Eu realmente não explorei aquele momento de ganhar o Oscar. Acho que preciso de um agente para me ajudar a fazer as coisas. Você sabe, é tudo sobre publicidade e se tornar conhecido, e não sou uma pessoa de negócios, sempre fui visto como independente, não sou muito comercial. O que respeitam é ganhar muito dinheiro e fazer valer a pena a bilheteria. Não se importam muito com prêmios.
Seu nome é referência para vários diretores, de ontem e de hoje. Como é ser uma inspiração para realizadores dos Estados Unidos e também de vários outros lugares?
É ótimo, uma confirmação de que você pode fazer um filme, que ele pode se sustentar. Você pensa que, sendo cineasta negro, não pode competir, não está no mesmo padrão e que ninguém quer ver esses filmes. Mas descobre que não. Todo o mundo quer ver bons filmes, histórias que mostram as pessoas como seres humanos e que não custam milhões de dólares. O dinheiro poderia ser mais eficaz se fosse usado para mudar a sociedade de muitas maneiras, ajudando pessoas pobres. Um filme não pode ser apenas uma coisa que só faz as pessoas rirem. Ele tem que trazer algum tipo de benefício para a sociedade. Quando meus filmes são exibidos, as pessoas vêm até mim e dizem: “Seu filme mudou minha vida”. Essa é a razão pela qual entrei no cinema e é a razão pela qual estou fazendo filmes do meu jeito. Vejo o que os filmes podem fazer.
O que o senhor conhece da produção cinematográfica brasileira?
Não tenho visto muitos filmes ultimamente, mas estive no Festival de Cinema de San Sebastián (na Espanha, em 1990) como membro do júri. Nelson Pereira dos Santos também fez parte desse júri. Foi um grande prazer e honra estar na mesma sala com ele. Entre tantos cineastas, ele era um dos meus. O cinema do Terceiro Mundo foi responsável por nos mostrar o que deveríamos fazer. Naquela época, havia filmes da nova onda de cineastas sendo exibidos localmente, as produções estrangeiras nos motivavam e nos ajudavam a formar nossa própria estética. Eles abriram a porta e disseram: “Isso é o que estamos fazendo, é assim que estamos olhando para isso”. Mostraram também que o racismo limita a verdadeira natureza do cinema.
Que conselho o senhor daria a um jovem realizador?
Eu diria que ele deve desenvolver um ponto de vista específico e fazer o máximo de filmes que puder, diferentes tipos de filmes, ler muito e não deixar ninguém dizer que você não consegue fazer. Faça com que seu filme seja exibido internacionalmente, onde você puder, você terá uma perspectiva de como as pessoas em diferentes países veem seu filme. Isso lhe dá confiança em si mesmo.

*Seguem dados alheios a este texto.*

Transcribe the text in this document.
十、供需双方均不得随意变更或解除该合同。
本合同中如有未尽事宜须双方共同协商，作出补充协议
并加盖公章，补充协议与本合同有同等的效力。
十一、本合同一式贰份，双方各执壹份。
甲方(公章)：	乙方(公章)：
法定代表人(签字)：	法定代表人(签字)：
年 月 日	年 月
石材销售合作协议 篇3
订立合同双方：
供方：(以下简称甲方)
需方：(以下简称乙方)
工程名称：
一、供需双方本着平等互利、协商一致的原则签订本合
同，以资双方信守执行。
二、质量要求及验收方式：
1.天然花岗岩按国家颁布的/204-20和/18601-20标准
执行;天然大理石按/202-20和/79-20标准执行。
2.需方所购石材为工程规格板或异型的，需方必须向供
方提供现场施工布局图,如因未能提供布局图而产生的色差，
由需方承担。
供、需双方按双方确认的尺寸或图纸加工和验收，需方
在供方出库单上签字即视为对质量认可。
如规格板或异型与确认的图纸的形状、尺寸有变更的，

Em todos os lugares que fui vi pessoas dizendo: “Eu gostaria que víssemos mais filmes como este. Hollywood não pode te dizer que você não pode fazer filmes.”
5ª SEMANA DE CINEMA NEGRO
Exibição de filmes de Charles Burnett no Cine Humberto Mauro (Avenida Afonso Pena, 1.537, Centro).
• Neste sábado (18/10), às 17h, será apresentado “O matador de ovelhas” (1978). Após a sessão, às 19h, haverá uma conversa com o cineasta.
• Domingo (19/10), às 17h30, Burnett comenta “Também somos irmãos” (1949), de José Carlos Burle e estrelado por Grande Otelo. Na sequência, às 20h, será exibido “O casamento de meu irmão” (1983).
• Segunda-feira (20/10), exibição de “A aniquilação de Fish” (1999).
>> Entrada franca, com distribuição de ingressos 50% online, pelo site da Eventim (a partir das 12h, para todas as sessões do dia), e 50% presencial, na bilheteria (30 minutos antes de cada sessão).